The joy of hand sewing. Ready now for embellishment.
13 July 2004
The sleeve facings are pinned in and I have begun stitching them down. (Amazing what a difference having a dishwasher in my life makes to my time.)
14 July 2004
I have started on the embellishments, and they are looking really gooood.
16 July 2004
Yesterday I spent the day at a display at university. Naturally I took my hand sewing along with me. I have almost finished the front embellishment now. I hope to start the sleeves tonight.
17 July 2004
All of the arm and front Embellishment are now finished. Tonight the buttons and button holes. Hopefully I will get the bias cut for the hemming also.
|Embellishment begun. Only the gold pallets and garnets at each corner of the pallet to start with.||Embellishment completed. gold pallets and garnets at each corner of the pallet, then the fresh water pearls arranged in between the pallets.||Embellishment showing the finished shape of the sleeve.|
The buttons are all in and the button hole are machine done. I had intended to do the button holes by hand but with university starting in 2 days the faster alternative was used. I did however stitch them with silk thread.
|Full length view of finished embellishment.||Closer view.|
18 July 2004
The hem is all that is left to be done. I have decided that I will bind the hem with bias cut from the same silk duchess sating as the coat. The binding will be visible on the outside as it will encase the hem completely. From just under half a metre of 112cm wide silk I was able to make approximately 8 meters of silk bias. I cut it at 6 cm width so that the finished width after all the folding is just over 1 cm. I strongly endorse the use of a bias turner. I have 3 bias makers that are for various finished widths. I used the 3 cm tool for this project. The are so simple to use. put your bias in one end and pull through the other side and iron as you go. It's great for using up small pieces of fabric as interesting trim and piping.
|Bias cut and ready for turning.||Bias going through the bias maker.|
|The start of pining in the bias for the hem.

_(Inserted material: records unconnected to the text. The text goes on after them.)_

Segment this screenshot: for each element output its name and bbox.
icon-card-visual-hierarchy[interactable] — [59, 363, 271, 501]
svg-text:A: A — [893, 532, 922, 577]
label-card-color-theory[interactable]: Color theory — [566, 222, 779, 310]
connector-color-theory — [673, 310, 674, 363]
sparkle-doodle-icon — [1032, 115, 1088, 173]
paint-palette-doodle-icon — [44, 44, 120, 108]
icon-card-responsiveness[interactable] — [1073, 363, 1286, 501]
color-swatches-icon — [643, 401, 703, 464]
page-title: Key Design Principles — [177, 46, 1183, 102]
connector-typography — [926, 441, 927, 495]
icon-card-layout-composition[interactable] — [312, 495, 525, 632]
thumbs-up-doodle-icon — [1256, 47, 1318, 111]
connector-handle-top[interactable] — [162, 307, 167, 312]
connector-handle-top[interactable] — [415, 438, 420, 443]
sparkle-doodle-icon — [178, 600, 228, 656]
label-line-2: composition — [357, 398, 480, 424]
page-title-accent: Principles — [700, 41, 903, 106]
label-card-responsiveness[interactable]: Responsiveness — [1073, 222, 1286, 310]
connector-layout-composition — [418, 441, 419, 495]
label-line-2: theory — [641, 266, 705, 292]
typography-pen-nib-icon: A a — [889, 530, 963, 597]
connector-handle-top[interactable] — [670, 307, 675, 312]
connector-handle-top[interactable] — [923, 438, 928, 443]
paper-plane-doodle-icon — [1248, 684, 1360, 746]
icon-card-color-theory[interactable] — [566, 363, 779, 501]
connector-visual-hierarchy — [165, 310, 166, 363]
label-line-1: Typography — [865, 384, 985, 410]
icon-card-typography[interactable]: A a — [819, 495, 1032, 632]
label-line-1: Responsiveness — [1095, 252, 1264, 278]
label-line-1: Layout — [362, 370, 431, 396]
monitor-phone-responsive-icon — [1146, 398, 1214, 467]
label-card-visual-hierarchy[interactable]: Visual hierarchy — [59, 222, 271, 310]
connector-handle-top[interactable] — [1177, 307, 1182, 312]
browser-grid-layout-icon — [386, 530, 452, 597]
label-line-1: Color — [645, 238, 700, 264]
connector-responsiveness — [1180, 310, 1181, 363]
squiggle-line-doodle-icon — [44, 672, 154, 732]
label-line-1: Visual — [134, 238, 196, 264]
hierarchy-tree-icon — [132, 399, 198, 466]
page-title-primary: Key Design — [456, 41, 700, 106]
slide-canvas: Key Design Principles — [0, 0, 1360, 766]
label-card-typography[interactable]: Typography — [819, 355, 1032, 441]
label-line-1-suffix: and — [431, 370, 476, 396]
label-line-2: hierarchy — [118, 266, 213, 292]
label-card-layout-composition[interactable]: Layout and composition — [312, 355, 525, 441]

This will be hand stitched in the same was as the facings were. Silk thread will be used.||Lots of bias still to go for the hem. I will in fact have left over that can be used for another project.|
19 July 2004
Today was my first day back at university, yeayyy. Because of the time anticipated waiting for Mio ragazzo to pick me up I took my sewing with me. (There is no readings as yet so I didn't feel guilty doing this.) The hem is now half finished, so maybe tonight I will get it finished or tomorrow afternoon at the latest.
20 July 2004
The hem will be finished today. Waa Hoo!!!
21 July 2004
Finished !.!.!.! But, I have decided that it needs just a touch more embellishment. All will be revealed soon.
22 July 2004
Finished !.!.!.! Again!.!.!.! I added some extra embellishment to the side splits. In eastern clothing any openings are regarded as areas which evil ma enter the body. Embellishments are not only for adornment but for sacred purposes to ward off evils. So it seemed logical to apply this line of thinking to the side splits.
|Finished Turkish Coat front view.||Side view.||Detail of the side split embellishment.|
What have I discovered in making this?
Silk thread is lovely so sew with, especially for hand sewing.
Silk duchess satin does not fold, it bends. This is due to the density of the weave of the fabric.
When you iron silk duchess satin you had better be sure of where you are putting your creases as they are hard to get rid of if you change your mind.
Silk duchess satin is really nice to work with. I have more of the same fabric that I am looking forward to making into something else that is absolutely stunning.
Silk habutai while it feels lovely is not so nice to work with in this scale. Small items like hats are different when lining with silk habutai, but on larger projects it is flimsy and drops horribly.
Would I do it again?
Absolutely! I am thinking about the huge rolls of velveteen I have in my sewing room. More that I need for a Venetian gown in some of them, so maybe a Turkish coat or other outer wear from the left overs.